Reaffirmation Agreements: When You Don’t Want to Discharge a Debt
The point of bankruptcy is to discharge debt and give the debtor a fresh start. Most debtors who file bankruptcy want to eliminate debt, start over, and perhaps use whatever income they have to pay their normal living expenses, instead of paying debt. But what happens when a debtor wants to pay off a debt?
When You Want to Keep Debt
There are times when someone who files for bankruptcy may not want for a debt to be discharged. This usually happens with secured items like a car or a home.
Take a car, for example. If the debt—the car loan—is discharged, the vehicle normally would have to be surrendered back to the creditor. But most people need their cars—they would rather keep paying their car loan and not have to surrender their car. The same logic often applies to a home, especially if the mortgage payments are current and not in default.
To keep necessary secured property, the bankruptcy laws do allow a debtor to do what is known as reaffirming a debt. Reaffirming a debt is the debtor’s promise to pay back the debt, even after the discharge. The debtor is agreeing that a particular debt is not included in, and thus won’t be discharged in the bankruptcy. In return, the debtor will get to keep the secured property.
Of course, this is a risk—if the debtor at some point after the bankruptcy cannot pay the debt, they are stuck with the debt. If the debt secures property such as a home or a car, the items can be foreclosed on or repossessed if the debt is not paid.
If you opt to reaffirm a debt, you will not be able to change your mind afterward. This is why debtors should be very careful and consider whether to reaffirm any type of debt.
When to Reaffirm
As an initial consideration, only debts that secure property that the debtor absolutely needs should be reaffirmed.
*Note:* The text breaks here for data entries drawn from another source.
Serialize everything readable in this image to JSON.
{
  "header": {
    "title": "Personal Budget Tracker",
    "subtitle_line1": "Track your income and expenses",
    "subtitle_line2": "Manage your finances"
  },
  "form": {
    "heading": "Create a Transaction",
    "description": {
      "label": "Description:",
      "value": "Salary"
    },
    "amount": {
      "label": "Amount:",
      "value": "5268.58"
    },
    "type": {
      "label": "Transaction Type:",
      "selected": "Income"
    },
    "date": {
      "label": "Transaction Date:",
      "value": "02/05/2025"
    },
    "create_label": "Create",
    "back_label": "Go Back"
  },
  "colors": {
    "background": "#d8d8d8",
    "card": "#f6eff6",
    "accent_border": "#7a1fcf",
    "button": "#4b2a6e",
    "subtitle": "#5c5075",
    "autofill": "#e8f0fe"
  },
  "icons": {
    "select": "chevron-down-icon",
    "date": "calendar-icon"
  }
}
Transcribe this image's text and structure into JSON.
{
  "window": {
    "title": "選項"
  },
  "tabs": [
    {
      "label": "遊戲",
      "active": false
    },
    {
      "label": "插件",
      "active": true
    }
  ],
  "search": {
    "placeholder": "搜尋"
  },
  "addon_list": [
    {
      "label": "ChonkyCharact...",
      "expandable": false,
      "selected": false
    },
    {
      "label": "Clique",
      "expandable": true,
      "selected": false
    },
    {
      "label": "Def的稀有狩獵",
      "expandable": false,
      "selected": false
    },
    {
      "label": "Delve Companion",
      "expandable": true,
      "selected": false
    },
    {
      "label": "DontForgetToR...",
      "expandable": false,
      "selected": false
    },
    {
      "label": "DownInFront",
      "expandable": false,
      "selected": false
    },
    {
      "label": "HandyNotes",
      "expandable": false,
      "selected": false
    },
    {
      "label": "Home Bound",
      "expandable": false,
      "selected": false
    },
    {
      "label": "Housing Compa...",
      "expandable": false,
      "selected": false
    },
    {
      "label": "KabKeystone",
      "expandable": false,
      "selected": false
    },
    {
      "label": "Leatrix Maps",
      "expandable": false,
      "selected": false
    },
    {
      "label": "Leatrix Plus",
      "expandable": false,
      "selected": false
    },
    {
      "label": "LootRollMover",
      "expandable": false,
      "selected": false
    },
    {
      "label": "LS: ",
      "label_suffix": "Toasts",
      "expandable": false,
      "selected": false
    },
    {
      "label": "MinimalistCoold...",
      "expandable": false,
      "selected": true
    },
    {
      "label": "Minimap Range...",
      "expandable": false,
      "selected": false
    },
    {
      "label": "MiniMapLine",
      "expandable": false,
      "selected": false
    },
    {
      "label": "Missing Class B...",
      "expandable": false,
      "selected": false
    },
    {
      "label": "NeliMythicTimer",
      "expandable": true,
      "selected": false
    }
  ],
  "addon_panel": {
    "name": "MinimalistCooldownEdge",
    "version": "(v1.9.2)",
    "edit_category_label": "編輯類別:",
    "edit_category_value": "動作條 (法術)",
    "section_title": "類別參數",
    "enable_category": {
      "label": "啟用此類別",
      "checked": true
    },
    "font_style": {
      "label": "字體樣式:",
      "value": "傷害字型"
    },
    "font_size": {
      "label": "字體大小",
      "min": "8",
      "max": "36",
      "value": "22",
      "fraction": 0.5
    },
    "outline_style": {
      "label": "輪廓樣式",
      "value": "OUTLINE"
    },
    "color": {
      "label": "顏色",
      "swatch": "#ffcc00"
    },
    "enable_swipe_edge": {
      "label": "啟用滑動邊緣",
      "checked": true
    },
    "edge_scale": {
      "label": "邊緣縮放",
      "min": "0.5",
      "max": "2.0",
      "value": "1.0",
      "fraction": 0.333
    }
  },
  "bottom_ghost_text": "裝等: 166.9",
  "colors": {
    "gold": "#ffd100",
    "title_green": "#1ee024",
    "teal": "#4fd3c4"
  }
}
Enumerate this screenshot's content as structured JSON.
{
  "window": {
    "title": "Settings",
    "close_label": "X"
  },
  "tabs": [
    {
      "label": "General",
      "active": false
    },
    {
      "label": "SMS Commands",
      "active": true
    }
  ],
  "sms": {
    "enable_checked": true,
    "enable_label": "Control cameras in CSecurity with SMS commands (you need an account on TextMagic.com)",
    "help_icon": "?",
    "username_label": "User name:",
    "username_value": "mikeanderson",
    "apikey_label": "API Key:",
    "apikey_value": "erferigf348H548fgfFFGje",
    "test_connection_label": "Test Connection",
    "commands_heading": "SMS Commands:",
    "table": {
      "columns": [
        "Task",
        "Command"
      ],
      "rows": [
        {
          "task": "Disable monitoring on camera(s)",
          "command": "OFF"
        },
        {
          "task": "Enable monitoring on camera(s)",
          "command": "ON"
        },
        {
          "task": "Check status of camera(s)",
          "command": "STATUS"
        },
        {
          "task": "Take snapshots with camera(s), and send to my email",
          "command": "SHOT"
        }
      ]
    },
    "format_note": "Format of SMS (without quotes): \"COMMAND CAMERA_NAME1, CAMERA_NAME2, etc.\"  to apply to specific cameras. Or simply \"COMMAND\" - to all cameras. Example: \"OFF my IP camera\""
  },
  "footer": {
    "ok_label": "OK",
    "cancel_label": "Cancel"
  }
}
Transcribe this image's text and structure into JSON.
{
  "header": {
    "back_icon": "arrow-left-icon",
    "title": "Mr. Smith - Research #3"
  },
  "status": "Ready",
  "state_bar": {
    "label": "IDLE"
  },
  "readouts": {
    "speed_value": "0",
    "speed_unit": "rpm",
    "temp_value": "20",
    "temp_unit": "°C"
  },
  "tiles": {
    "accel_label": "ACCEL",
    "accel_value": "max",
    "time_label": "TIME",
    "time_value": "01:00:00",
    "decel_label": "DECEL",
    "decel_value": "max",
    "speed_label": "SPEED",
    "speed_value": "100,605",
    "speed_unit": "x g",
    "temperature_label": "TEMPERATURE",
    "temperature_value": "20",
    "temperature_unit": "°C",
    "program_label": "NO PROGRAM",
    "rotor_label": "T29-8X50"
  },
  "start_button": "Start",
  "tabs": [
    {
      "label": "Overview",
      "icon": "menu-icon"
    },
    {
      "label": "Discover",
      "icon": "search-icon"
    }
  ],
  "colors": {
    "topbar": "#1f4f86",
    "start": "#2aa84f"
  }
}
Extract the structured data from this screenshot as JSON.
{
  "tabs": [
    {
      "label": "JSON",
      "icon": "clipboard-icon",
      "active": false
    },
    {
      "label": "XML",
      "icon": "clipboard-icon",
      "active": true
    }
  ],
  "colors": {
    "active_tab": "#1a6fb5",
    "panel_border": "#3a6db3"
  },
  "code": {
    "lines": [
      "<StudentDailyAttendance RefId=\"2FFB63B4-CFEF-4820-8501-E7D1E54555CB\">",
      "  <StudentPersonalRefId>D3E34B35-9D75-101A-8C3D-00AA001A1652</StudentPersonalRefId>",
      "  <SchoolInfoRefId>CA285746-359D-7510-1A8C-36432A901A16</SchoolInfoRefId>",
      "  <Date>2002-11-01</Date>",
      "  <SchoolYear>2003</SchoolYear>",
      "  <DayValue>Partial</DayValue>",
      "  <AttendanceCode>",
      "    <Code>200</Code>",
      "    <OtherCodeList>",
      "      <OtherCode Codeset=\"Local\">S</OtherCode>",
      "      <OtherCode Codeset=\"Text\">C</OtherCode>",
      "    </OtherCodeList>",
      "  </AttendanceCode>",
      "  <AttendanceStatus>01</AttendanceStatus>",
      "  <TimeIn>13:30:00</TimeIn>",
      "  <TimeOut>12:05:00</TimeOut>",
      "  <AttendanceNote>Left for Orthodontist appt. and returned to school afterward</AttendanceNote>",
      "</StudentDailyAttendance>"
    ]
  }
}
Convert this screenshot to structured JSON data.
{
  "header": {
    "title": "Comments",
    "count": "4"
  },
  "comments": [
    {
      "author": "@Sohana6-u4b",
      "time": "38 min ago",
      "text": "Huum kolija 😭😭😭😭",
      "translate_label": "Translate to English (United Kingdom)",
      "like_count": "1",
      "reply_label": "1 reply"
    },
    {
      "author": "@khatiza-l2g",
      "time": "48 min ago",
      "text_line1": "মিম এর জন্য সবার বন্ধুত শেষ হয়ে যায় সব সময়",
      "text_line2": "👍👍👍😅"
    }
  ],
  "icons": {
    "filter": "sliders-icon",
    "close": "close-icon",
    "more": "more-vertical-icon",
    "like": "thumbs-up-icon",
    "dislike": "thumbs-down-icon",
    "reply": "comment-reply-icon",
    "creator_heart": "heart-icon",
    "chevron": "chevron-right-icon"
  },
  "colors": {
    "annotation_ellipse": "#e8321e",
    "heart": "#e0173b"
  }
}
Luxury items, or investment property, or debt on multiple cars, generally should not be reaffirmed. Remember also that instead of reaffirming something like a car loan, you may be better off giving up the car (or other secured items) that you paid too much for, and then buying another, cheaper car after your bankruptcy discharge.
A good bankruptcy attorney can also determine whether or not secured property is actually secured. Many creditors (particularly some retailers) think they have liens on property that you own, when in fact they do not. If they do not, there is no need to reaffirm those debts in order to keep the property.
Getting Court Approval
A court has the final discretion on whether to allow you to reaffirm a debt or not. Unless the debt creates a significant financial burden for you, or it is clear you cannot afford the debt, the court will usually approve of the reaffirmation.